La notion de « grand jihad » ne relève que de cela. Outre que c’est une notion introduite assez tardivement, elle n’a jamais eu droit de cité dans le Fiqh où les chapitres jihad n’envisagent que le conflit armé.
Les musulmans ont produit des quantités de procédés rhétoriques, d’analyses lexicographiques, voire de recours à l’histoire pour essayer de discerner un « sens vectoriel », etc. tout cela pour donner des interprétations considérées comme « correctes » suivant les idéaux du temps et du lieu. Mais il n’y a pas en islam, même en islam chiite où le clergé est organisé hiérarchiquement, de moyen pour faire admettre par tout croyant une idée à laquelle il peut toujours opposer la matérialité du texte, lequel se dit lui-même révélé « en langue arabe claire » (XVI, 103).
Frédéric Saint Clair – Le chapitre que vous consacrez à la laïcité se clôt pour ainsi dire par cette phrase : « Quant à voir apparaître un islam laïque, c’est un leurre. » Dans celui consacré à ce que l’on pourrait appeler un « islam spirituel », vous écrivez à propos du soufisme – perçu en Occident comme un « antidote à l’islamisme » – qu’il peut au contraire constituer « une porte d’entrée vers l’islamisme », expliquant que même Ibn Arabî s’est montré très attaché à l’orthodoxie coranique. Et enfin, de « l’islam des Lumières », vous posez une critique qui disqualifie les tentatives récentes de voir dans la vie d’Averroès les germes d’un libéralisme et d’un progressisme propres à l’islam. Est-ce à dire que les Occidentaux se bercent d’illusions lorsqu’ils cherchent par tous les moyens à concilier civilisation chrétienne et civilisation islamique ?

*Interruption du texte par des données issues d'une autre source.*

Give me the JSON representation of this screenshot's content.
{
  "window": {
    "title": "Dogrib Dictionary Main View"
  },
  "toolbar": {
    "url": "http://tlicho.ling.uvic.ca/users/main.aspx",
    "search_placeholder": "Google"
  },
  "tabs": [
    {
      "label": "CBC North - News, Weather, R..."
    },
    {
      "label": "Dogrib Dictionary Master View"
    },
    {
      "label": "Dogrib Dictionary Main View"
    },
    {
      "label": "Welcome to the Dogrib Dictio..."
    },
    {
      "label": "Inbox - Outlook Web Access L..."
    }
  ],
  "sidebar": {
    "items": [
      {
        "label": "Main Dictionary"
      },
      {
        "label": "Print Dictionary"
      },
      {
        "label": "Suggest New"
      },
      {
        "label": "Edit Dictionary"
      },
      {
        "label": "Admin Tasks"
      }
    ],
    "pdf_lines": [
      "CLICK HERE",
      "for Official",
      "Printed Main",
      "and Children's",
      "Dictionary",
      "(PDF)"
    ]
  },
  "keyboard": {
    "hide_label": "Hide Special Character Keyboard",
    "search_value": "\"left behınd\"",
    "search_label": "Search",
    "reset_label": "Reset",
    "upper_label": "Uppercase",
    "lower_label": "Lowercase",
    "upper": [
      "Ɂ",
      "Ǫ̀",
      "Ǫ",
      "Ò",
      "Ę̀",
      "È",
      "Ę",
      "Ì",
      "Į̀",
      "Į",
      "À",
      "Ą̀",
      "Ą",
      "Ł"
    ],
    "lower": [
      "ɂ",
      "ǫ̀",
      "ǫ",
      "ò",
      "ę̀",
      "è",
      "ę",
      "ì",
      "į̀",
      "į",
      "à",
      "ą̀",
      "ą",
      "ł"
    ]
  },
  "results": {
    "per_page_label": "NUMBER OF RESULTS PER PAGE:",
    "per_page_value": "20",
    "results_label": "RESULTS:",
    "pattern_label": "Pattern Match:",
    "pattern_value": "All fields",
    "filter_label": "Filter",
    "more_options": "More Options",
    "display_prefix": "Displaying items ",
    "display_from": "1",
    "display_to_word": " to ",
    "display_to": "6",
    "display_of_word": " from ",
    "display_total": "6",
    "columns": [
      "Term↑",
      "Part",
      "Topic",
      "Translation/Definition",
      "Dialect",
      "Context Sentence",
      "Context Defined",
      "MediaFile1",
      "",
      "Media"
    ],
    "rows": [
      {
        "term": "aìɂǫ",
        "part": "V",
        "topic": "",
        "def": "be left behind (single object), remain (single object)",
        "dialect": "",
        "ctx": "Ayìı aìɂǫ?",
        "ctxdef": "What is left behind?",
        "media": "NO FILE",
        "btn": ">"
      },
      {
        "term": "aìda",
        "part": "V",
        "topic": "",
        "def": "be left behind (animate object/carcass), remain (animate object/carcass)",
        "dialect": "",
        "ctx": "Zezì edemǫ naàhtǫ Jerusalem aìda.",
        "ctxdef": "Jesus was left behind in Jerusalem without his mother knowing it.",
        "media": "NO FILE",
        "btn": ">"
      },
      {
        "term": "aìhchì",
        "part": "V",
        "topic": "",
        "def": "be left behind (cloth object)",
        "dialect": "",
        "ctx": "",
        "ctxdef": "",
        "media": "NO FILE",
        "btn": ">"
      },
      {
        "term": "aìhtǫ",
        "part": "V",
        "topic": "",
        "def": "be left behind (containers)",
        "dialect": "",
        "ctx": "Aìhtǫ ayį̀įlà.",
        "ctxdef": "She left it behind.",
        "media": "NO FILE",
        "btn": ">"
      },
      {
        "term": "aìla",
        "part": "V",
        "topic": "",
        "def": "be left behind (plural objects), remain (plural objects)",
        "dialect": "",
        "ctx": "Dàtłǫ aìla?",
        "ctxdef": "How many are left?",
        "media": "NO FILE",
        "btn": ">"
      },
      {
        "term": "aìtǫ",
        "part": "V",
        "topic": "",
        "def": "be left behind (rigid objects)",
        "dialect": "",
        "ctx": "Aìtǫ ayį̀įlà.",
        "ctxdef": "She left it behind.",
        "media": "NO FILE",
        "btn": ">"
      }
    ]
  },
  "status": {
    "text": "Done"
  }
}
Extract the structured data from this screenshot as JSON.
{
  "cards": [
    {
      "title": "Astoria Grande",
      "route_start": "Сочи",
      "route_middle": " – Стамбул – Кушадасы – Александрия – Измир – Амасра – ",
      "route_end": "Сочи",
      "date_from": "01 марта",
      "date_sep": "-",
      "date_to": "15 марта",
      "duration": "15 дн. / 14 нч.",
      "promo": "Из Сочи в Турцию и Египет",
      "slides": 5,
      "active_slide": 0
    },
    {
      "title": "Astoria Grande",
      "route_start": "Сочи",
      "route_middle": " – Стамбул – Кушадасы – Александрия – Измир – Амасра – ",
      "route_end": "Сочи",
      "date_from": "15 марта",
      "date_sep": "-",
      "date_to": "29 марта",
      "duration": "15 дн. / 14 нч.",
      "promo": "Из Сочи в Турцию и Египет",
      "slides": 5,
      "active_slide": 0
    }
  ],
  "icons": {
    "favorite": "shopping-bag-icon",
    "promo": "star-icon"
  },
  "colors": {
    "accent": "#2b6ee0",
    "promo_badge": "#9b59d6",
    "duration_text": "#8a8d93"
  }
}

Marie Thérèse Urvoy – Ce n’est pas seulement le fait de se bercer d’illusions dans cette recherche, c’est son principe même qui, à mon sens, pose problème.
Quand on procède ainsi, il n’y a pas d’équilibre : les uns s’échinent à trouver chez l’interlocuteur des points où ils croient se reconnaître, et les autres constatent tranquillement que puisqu’on pense en avoir trouvé, ils n’ont pas à faire plus de leur côté.
Un exemple de cette situation est donné précisément par l’évocation du nom d’Averroès : on a donné son nom à un lycée dans le Nord de la France, mais à Marrakech, c’est celui du Cadi ‘Iyâd -, soit son exact opposé sur le plan intellectuel – qui est mis en avant. Tout est une question de rapport au public, de « vitrine » ; on présente à chacun ce qui lui convient.[3]
Marie-Thérèse Urvoy
Islamologue française
Professeur émérite d’islamologie, d’histoire médiévale de l’islam, d’arabe classique et de philosophie arabe
Propos recueillis par Frédéric Saint Clair
[1]Voir M.-Th. Urvoy, Islamologie et monde islamique, Paris, Cerf, 2016, p. 155-163.
[2]Voir Ibid., p.285-300 et 335-347 ; et pour approfondir, M.-Th. Et D. Urvoy, La mésentente, Dictionnaire des difficultés doctrinales du dialogue islamo-chrétien, Paris, Cerf, 2014.
[3]Pour savoir plus, voir Islamologie…, Op. Cit., p. 165-197.